For privacy-sensitive accidental uploads (a submitter pasted a
secret), admins can use **Delete** on the detail page to remove the
bundle (and the row) immediately rather than waiting for the TTL.

To bound spam, `guardrails.blocked_quota_per_day` (default 50)
returns HTTP 429 `quota_exceeded` when a single submitter has ≥ N
inline-blocked rows in the last 24h. Set to 0 to disable.

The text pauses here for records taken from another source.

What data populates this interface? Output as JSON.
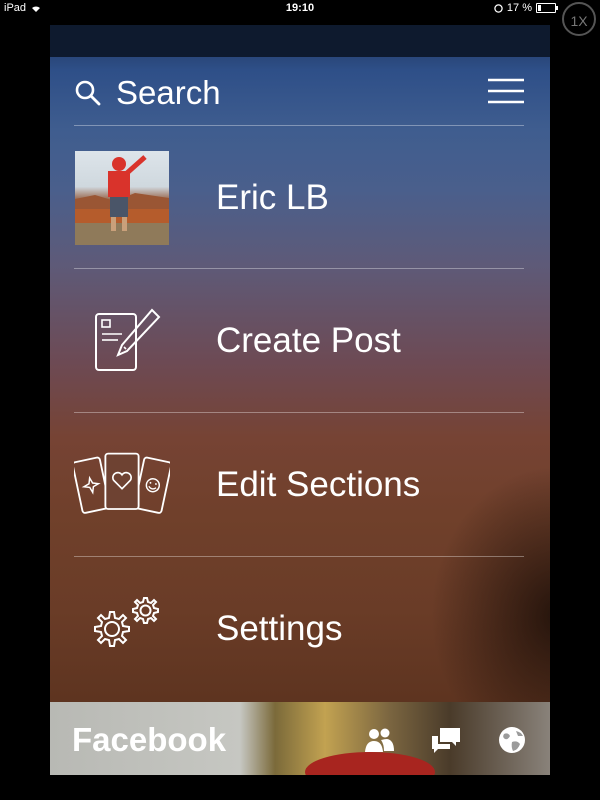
{
  "status_bar": {
    "device": "iPad",
    "time": "19:10",
    "battery": "17 %",
    "zoom": "1X"
  },
  "search": {
    "label": "Search"
  },
  "menu": {
    "items": [
      {
        "label": "Eric LB",
        "icon": "profile-photo"
      },
      {
        "label": "Create Post",
        "icon": "compose-icon"
      },
      {
        "label": "Edit Sections",
        "icon": "cards-icon"
      },
      {
        "label": "Settings",
        "icon": "gears-icon"
      }
    ]
  },
  "tabbar": {
    "app_name": "Facebook",
    "icons": [
      "friends-icon",
      "messages-icon",
      "globe-icon"
    ]
  }
}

The `/admin/scheduler-runs` page already shows scheduler-driven audit
events; submission events live alongside them in `audit_log` under the
actions:

```
store.submission.accepted
store.submission.blocked_inline
store.submission.approved
store.submission.blocked_llm
store.submission.review_error
store.submission.overridden
store.submission.bundle_downloaded
store.submission.rescan
store.submission.retry
store.submission.deleted
run_blocked_purge
store.submission.retry
store.submission.deleted
```

---

## Uploader-facing 422 contract

A blocked submission returns a structured detail the upload UI can
render directly:

```json
{
  "detail": {
    "code": "submission_blocked",
    "submission_id": "abcd…",
    "checks": {
      "manifest":        {"status": "pass"},
      "static_security": {"status": "fail",
                          "findings": [{"file": "run.sh", "line": 12,
                                        "category": "code_exec",
                                        "severity": "high",
                                        "reason": "shell eval expanding a variable",
                                        "snippet": "eval $1"}]},
      "quality":         {"status": "warn",
                          "template_placeholders": 0,
                          "template_recommendation": "Consider adding {{...}} placeholders ..."}
    }
  }
}
```

The submission row stays in the admin queue under
`status='blocked_inline'` so admin triage can see what people tried to
upload (useful for telemetry on what to harden checks against).

---

## Disabling the pipeline

Three ways:

1. `guardrails.enabled: false` in `instance.yaml` — explicit operator
   choice. Inline checks still run; LLM step + pending hold are skipped.
2. Don't set `ANTHROPIC_API_KEY` / `LLM_API_KEY` — auto-falls back to
   disabled with a startup warning.
3. Per-submission admin override — for known-good uploads that trip a
   false positive.

There is no per-uploader bypass and no bypass for admins on their own
uploads. Admins do see their own pending submissions in the flea browse
(filter shortcut), but the visibility flip still requires either review
approval or override.

---

## Extending the check set

Adding a new inline rule:

1. Add the rule to `src/store_guardrails/static_scan.py:_RULES` (or a
   new `*_check.py` for a different category).
2. Add a test fixture to
   `tests/test_store_guardrails_inline.py:TestStaticScan` covering the
   true-positive case.
3. Confirm the template-aware path doesn't strip your rule's trigger
   tokens — the `_TEMPLATE_RE` substitution happens BEFORE pattern
   matching, so a rule that fires on text that's only ever inside
   `{{...}}` will never trip.

Tightening the LLM verdict floor:

- Bump `guardrails.review_model` to `sonnet` or `opus` — same prompt,
  more reasoning budget.
- Or change the pass condition in
  `src/store_guardrails/llm_review.py:is_safe` (e.g. reject `medium`
  findings outright). Update tests in
  `tests/test_store_guardrails_llm.py` to match.